Lawmakers pledge more cooperation in upcoming sessionby Laura McCallum, Minnesota Public Radio
Minnesota lawmakers return to the Capitol Wednesday for what they're hoping will be a brief and productive session. They want to avoid a repeat of last year, when gridlock resulted in the state's first partial government shutdown. But hard feelings remain from last session, and election-year politics will come into play.
St. Paul, Minn. — Leaders at the Capitol are pledging more bipartisan cooperation and civility, which appeared to be in short supply last session. Gov. Pawlenty, who last year called a DFL tax plan "profoundly stupid," says he's tried to have a more positive tone leading up to this session.
"I think we have been careful and cautious to make sure that we're talking about things in a constructive, conciliatory, common ground-oriented manner. We have reached out to legislators in discussions," Pawlenty says.
But while there's plenty of talk about getting along, not everyone believes it.
"All this togetherness stuff -- I don't buy into that," says Senate Minority Leader Dick Day, R-Owatonna, who points out that he's been in politics for 30 years.
Day says nothing's really changed since last session. And he's still frustrated about the way the session ended.
"How would you like to be somewhere where there's two hours and 15 minutes to go in the session, and the majority leader, who actually runs the Senate, goes to the floor and shuts the microphones off," Day said, referring to the partisan bickering that marked the end of the last session, which led to a partial government shutdown.
Democrats have a different take on what happened, and say they tried to pass a resolution that would have continued to fund state government.
Still, Day's comments indicate some of the bitterness that lingers from last session. But unlike last year, this is an election year, which may cause lawmakers to be on their best behavior before facing the voters.
Another motivation is the main task of the session, a popular capital investment bill that allows legislators to get funding for construction projects in their districts.
Political scientist Craig Grau from the University of Minnesota, Duluth says the bill, by its very nature, requires bipartisan agreement.
"Part of the Constitution dealing with bonding means that you have to have more than 50 percent (support). And so there has to be some bipartisanship to get a bonding bill passed, so that would work to the advantage of having people work together," says Grau.
Since it appears the state is no longer facing a budget deficit, Grau says legislators won't have to wrangle over taxes and spending.

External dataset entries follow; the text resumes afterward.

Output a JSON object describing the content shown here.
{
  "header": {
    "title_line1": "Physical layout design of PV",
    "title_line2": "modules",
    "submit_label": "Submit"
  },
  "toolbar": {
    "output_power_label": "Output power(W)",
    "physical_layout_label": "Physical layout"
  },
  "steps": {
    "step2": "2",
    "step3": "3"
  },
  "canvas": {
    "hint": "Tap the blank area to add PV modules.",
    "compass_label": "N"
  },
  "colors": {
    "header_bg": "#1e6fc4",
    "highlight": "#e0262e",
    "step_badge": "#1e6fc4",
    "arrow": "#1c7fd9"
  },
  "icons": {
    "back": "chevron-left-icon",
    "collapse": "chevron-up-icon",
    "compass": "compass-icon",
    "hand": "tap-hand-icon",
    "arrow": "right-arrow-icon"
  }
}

Because all 201 legislative seats are on the ballot this year, many legislators want to finish their work and adjourn so they can focus on the campaign. Sen. Sheila Kiscaden, DFL-Rochester, who's running for lieutenant governor, thinks the looming election will force a more productive session.

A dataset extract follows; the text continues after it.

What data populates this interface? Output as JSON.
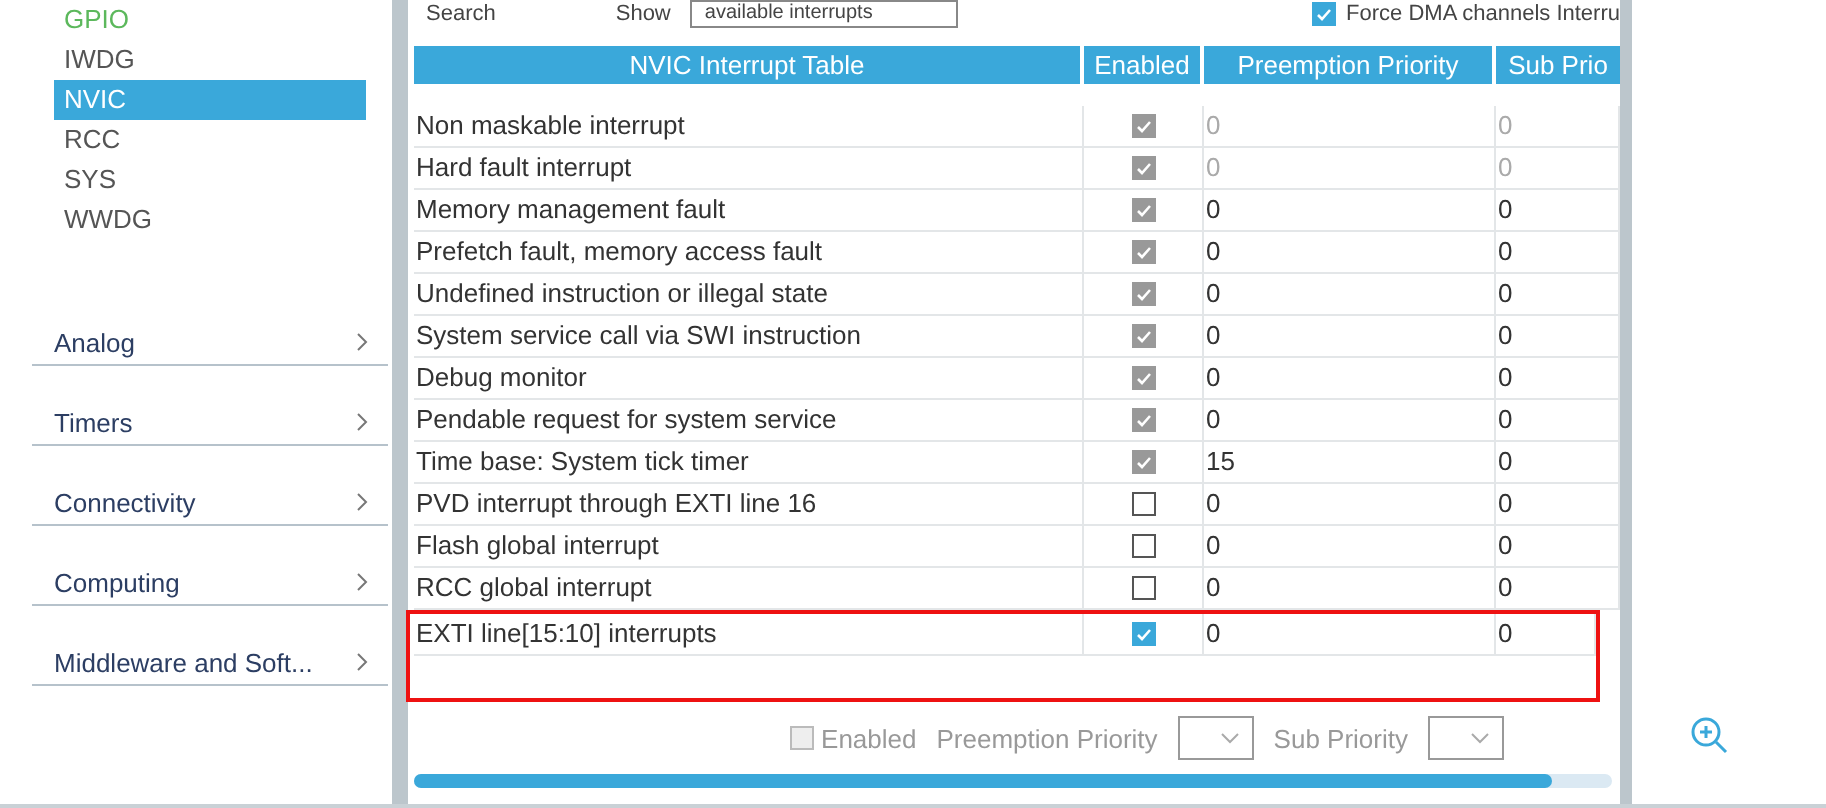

"No one wants delay. We want to be as effective and efficient as we possibly can this year. You'll see, I think, a more limited agenda as a result," says Kiscaden. "You'll see that our first committee deadlines are set quite early, we've convened late, and so this session will be one that it'll be intense, short and focused on relatively few issues."
Concensus items that are likely to pass include the bonding bill, and legislation making it tougher for governments to seize property. The fate of controversial issues such as a new Twins stadium and a constitutional amendment banning same sex marriage are less certain.
In the aftermath of last year's dysfunction, many lawmakers are talking about changing the way the Legislature operates. About 70 legislators attended a recent workshop at the Humphrey Institute on how to improve the process.
Proposals ranged from a continuing budget resolution to prevent future shutdowns, to more coordination between the House and Senate. Rep. Kathy Tingelstad, R-Andover, says many rank-and-file legislators are feeling empowered to try to make changes.
"Legislators now are realizing that they individually have more power than maybe they have had in the past. And rather than just giving the power to leadership, that there can be a lot of coalition-building around common interests," says Tingelstad. "You will not see, this session, as many legislators giving up the power to leadership as they have in the past."
Tingelstad predicts this session will be like a rollar-coaster ride -- fast-paced, lots of ups and downs, and over quickly. When the ride's over, legislators hope voters will remember the high points, and forget about the queasiness they felt after the last session.
- Morning Edition, 02/27/2006, 7:20 a.m.